Em meados do ano de 2018 a Procuradoria Geral do Estado (PGE) emitiu parecer negativo quanto ao pedido de disponibilidade para desempenho de mandato classista à escrivã de polícia Keithe Amorim de Souza ao final de sua licença para disputa eleitoral. No parecer, a PGE alegou que as licenças para desempenho de atividade sindical dos policiais civis não são regidas pelo Estatuto do Servidor Público de Goiás (Lei nº 10.460/1988), mas, segundo o princípio da especialidade, pela Lei nº 14.657/2004,  que estipula disponibilidade apenas do presidente da entidade de classe, determinando o retorno da servidora à atividade policial.

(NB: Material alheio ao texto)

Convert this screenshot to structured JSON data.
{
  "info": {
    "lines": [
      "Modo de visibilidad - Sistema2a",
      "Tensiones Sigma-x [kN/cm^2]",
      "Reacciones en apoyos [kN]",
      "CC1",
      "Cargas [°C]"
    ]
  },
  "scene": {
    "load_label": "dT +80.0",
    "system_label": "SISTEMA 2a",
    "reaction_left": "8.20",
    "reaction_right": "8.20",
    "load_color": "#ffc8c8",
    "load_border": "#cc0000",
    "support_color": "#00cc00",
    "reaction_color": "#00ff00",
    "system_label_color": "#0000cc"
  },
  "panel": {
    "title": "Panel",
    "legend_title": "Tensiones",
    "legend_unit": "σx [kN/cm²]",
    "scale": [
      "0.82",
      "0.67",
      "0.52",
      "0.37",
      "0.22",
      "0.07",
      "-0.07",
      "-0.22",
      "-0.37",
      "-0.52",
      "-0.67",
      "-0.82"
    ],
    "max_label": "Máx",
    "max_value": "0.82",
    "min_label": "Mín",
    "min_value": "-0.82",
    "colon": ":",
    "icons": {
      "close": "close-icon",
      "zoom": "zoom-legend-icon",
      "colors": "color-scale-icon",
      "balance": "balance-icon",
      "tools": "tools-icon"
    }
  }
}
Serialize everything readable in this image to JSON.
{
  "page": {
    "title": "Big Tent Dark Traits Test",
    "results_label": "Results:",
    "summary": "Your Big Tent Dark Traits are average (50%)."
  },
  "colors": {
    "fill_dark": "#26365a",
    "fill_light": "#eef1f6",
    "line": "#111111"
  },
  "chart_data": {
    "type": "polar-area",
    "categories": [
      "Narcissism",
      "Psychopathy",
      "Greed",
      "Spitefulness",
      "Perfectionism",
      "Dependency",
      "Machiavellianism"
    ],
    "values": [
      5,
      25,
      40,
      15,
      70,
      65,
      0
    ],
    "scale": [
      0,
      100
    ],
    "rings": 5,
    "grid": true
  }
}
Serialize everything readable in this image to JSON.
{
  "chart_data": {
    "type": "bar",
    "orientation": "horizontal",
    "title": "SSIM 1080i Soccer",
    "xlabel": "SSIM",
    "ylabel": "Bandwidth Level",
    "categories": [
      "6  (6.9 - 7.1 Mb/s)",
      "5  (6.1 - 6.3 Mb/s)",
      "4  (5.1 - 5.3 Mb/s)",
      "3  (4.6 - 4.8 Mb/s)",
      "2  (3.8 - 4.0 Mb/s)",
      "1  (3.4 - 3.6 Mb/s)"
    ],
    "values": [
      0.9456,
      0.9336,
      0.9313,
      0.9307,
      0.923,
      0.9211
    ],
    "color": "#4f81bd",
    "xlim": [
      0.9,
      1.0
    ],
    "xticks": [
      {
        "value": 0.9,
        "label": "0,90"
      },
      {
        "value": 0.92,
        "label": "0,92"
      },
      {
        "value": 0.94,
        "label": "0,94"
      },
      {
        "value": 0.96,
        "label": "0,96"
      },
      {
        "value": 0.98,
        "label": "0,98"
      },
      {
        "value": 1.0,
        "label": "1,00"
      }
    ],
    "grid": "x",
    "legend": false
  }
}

Novamente provocada, por pedido de outra entidade representativa, a emitir parecer sobre disponibilidade de servidor policial civil a PGE não apenas ratificou o entendimento acima mencionado como recomendou a revisão das disponibilidades anteriormente concedidas sem a observância do entendimento da Procuradoria, situação em que se encontrava a diretoria executiva do Sinpol.

Em razão disso os diretores ANTÔNIO DA COSTA E SILVA NETO, EUFRÁSIA OLIVEIRA CAMPOS MOURÃO, HENRIQUE CÉSAR DE ARAUJO e WÂNIA CRISTINA RODRIGUES DE ARAÚJO retornaram à atividade policial em 02/01/2020. Tais servidores continuam a desempenhar a atividade representativa sindical, porém, concomitantemente aos serviços policiais, o que implica em mudanças na logística de atendimento prestado aos sindicalizados, como o atendimento presencial na sede das entidades administrativas de Goiânia e de Valparaíso de Goiás bem como o atendimento de chamadas telefônicas e retorno de mensagens em aplicativos durante o horário de expediente no qual os mesmos atualmente laboram.

O Presidente Paulo Sérgio Alves de Araújo continua em disponibilidade ao sindicato, porém, acumulando todas as funções anteriormente divididas entre os diretores, como visitas às unidades policiais, presença em reuniões com Administração e demais autoridades, atendimento aos canais de comunicação e imprensa em geral e o atendimento das demandas sindicais, o que torna seu tempo disponível e livre bastante escasso.

Pelo exposto e considerando que os representantes sindicais são pais e mães de família, com compromissos e responsabilidades pessoais além das trabalhistas como os demais servidores da Polícia Civil Goiana, solicitamos aos policiais civis filiados ao SINPOL que entrem em contato com os diretores por chamada telefônica apenas em caso de urgência. Nos demais casos, pedimos encarecidamente que aguardem o retorno de mensagens enviadas, o que será feito tão logo seja possível.

Ressaltamos o compromisso da entidade com a defesa dos direitos de seus filiados e, mesmo com a dificuldade ensejada pela situação acima exposta, não deixaremos de cumpri-lo.